Similar implications, albeit in a more detailed and empirically grounded form, appear from the paper on the myth of democratic resilience. Drawing on extensive comparative data, the authors show that democratic restoration is rarely a success story: in the long term, most countries are unable to sustain their recoveries. They identify three mutually reinforcing factors:
First, the need to confront authoritarian holdovers (“autocratic enclaves”), including the rules and institutional arrangements left behind by populist governments, leading to the dilemmas about measures and pace in undoing them; second, changes in the international environment that weaken incentives for full democratisation (i.e., the impact of Trump’s presidency); and
 third, undemocratic tendencies within the “pro-democratic” camp itself, which are rooted in the same political-institutional system that previously enabled autocratic leaders to gain power.
In this mix of these three factors, liberal actors may come to rely on the very instruments of executive aggrandisement that they had previously criticised.

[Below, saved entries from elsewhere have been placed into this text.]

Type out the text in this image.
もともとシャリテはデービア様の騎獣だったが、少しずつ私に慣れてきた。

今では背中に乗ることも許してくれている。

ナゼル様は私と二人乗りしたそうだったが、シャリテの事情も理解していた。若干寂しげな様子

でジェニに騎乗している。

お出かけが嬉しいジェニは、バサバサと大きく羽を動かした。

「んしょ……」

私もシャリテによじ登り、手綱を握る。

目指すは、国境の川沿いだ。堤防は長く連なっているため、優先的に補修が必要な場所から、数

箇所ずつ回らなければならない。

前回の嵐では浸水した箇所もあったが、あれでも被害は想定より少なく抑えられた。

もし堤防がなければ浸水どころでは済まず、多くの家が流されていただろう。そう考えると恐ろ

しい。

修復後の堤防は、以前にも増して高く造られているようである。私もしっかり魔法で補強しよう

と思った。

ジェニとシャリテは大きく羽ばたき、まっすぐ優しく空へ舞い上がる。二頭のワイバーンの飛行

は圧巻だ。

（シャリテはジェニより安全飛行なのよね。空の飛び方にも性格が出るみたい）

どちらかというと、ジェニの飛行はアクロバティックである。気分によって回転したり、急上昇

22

Poland’s post-populist populism
This dynamic is arguably observable in post-2023 Poland. First, Tusk’s gradual metamorphosis has unfolded under the shadow of Trump’s political return. Second, from the outset, the democratic coalition faced a structural dilemma: how to undo PiS-era reforms in the presence of “autocratic enclaves”, e.g. a PiS-backed president and a Constitutional Tribunal captured by PiS? In many areas, the government refrained from action, waiting for more favourable political conditions – frustrating its electoral base with what “being busy doing nothing”. Yet in domains where delay seemed impossible, it resorted to sub-statutory measures and other controversial “second-best” solutions. It pushed through post-2023 changes in the board of national television (TVP), by initiating a liquidation procedure under the Commercial Companies Code, which enabled the appointment of a new board. It also replaced the National Prosecutor in a highly contested move by the Minister of Justice and Prosecutor General, relying on a disputed interpretation of prosecutorial regulations. Finally, in 2024, the Sejm adopted a resolution attempting to “reset” the Constitutional Tribunal by declaring certain prior judicial appointments and rulings invalid.
In public debates, the government has faced criticism from both directions: for being too cautious and legalistic, and for being too impatient and revolutionary. Unsurprisingly, the former view has prevailed among its supporters, while the latter is championed by its critics and by those presenting themselves as independent – a group often referred to in Polish discourse as “symmetrytists.”
This divide, to some extent, translates to similar controversies within scholarly debates. Some authors seek to justify “second-best” solutions under conditions of legislative deadlock. For example, within the framework of “democratic frontsliding”, they argue that “transgressive acts of rule-breaking” of pro-democratic government may be normatively justified if they are conscientious (undertaken in good faith to bolster public justice) and civil (subject to a proportionality test and publicly justified). Others – such as lawyers associated with the Helsinki Foundation of Human Rights – remain critical of such strategies, emphasizing the importance of undoing PiS-era reforms through proper statutory procedures and securing due process, rather than relying on transgressive rule-breaking or sub-statutory measures.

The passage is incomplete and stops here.